For a moment she felt like slapping him. “Someone wrote it on the wall of the tomb of the Blue Demon. It was a message for someone. Between him and them, whoever they are. Mirko Oliva—”

“Point taken. No need to repeat it.”

“Isn’t there? Here you are, sitting on potentially important information. Then Ugo Campagnolo goes on TV, issues the all-clear, and you take a nap.”

“Twelve could indicate something might happen this evening, I guess,” he admitted. “If Petrakis has become some kind of one-man army.”

“Don’t push me. And the other numbers? I told you. If XII at the beginning does stand for a time this evening, it’s pretty obvious what the rest stands for, isn’t it? What did Petrakis paint on the walls of the nymphaeum at the Villa Giulia?”

He looked at her blankly. “Refresh my memory.”

“Silvio!” she roared, and was surprised to see his eyes turn damp and unfocused. He looked like he was going to cry.

“I’ve been staring at this stupid screen for eighteen, twenty hours a day,” he bleated. “I’m exhausted. I can’t stay awake. If I close my eyes, I see a computer screen. If I sleep, I get … bad dreams.” He stared at her, his face that of a guilty child. “Really bad dreams. I can’t think straight anymore. I’m sorry.”

“Fine,” she said quickly, and patted him on the shoulder before pulling up a seat and sitting down beside him. “The numbers on the wall at the Villa Giulia referred to Shakespeare. The play
Julius Caesar
. Act, scene, line.”

He murmured an apology, tapped the keyboard lightly, and brought up an online version of the play.
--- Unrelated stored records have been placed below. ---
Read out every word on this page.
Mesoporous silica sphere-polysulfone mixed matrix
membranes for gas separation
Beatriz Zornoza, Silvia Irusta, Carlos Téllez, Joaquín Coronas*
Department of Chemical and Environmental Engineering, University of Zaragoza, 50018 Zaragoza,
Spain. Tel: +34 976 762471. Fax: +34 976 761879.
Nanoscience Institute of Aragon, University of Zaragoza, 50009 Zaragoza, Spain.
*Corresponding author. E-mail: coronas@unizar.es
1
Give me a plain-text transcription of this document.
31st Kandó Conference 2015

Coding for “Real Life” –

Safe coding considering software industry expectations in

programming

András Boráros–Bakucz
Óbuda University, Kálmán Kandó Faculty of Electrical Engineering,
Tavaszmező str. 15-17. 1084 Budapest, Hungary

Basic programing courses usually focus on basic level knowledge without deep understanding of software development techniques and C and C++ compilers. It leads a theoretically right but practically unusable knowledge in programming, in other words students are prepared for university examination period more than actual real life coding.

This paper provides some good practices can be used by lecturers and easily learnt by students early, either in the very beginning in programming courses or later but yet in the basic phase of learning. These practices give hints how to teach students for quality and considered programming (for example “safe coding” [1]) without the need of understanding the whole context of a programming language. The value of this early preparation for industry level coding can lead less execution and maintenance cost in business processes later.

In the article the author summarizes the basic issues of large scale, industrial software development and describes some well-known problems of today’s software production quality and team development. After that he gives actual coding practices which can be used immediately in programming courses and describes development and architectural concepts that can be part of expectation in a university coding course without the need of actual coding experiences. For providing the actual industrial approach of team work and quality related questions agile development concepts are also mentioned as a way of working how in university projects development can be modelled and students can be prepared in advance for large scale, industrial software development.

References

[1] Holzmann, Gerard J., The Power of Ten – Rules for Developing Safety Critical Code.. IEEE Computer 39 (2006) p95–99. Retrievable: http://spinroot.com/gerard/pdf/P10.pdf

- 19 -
Di Capua scrolled down and she found herself recalling the last time she’d seen this dark, compelling drama onstage, at an open-air performance in the park of the Villa Borghese. The subject matter—conspiracy, murder, intrigue, assassination, all contained inside the shadowy, grubby, and depressingly eternal world of politics—came back to her.

“There,” Di Capua said quietly as he reached the right lines.

It was a planning scene from the play: Brutus, a good man, in his orchard, reluctantly considering the plot, and finally shaking hands with the conspirators.

She leaned forward and spoke the words out loud.

“‘Let’s kill him boldly, but not wrathfully;
Let’s carve him as a dish fit for the gods,
Not hew him as a carcass fit for hounds.’”

They looked at each other, then Teresa Lupo glanced at her watch. Five-thirty.

“Let me get this straight?” Di Capua asked. “What we have here is something written on the wall of the tomb in Tarquinia where Andrea Petrakis kept his munitions.”

“Alongside his friendly Blue Demon,” she reminded him.

“Quite.” His eyes were suddenly sharp and intelligent again. “And it’s a
message
. There for someone Petrakis knows will read it. Someone—a man, a woman—on the inside who’ll understand what it means.”

“He likes riddles and codes. He likes playing with people.”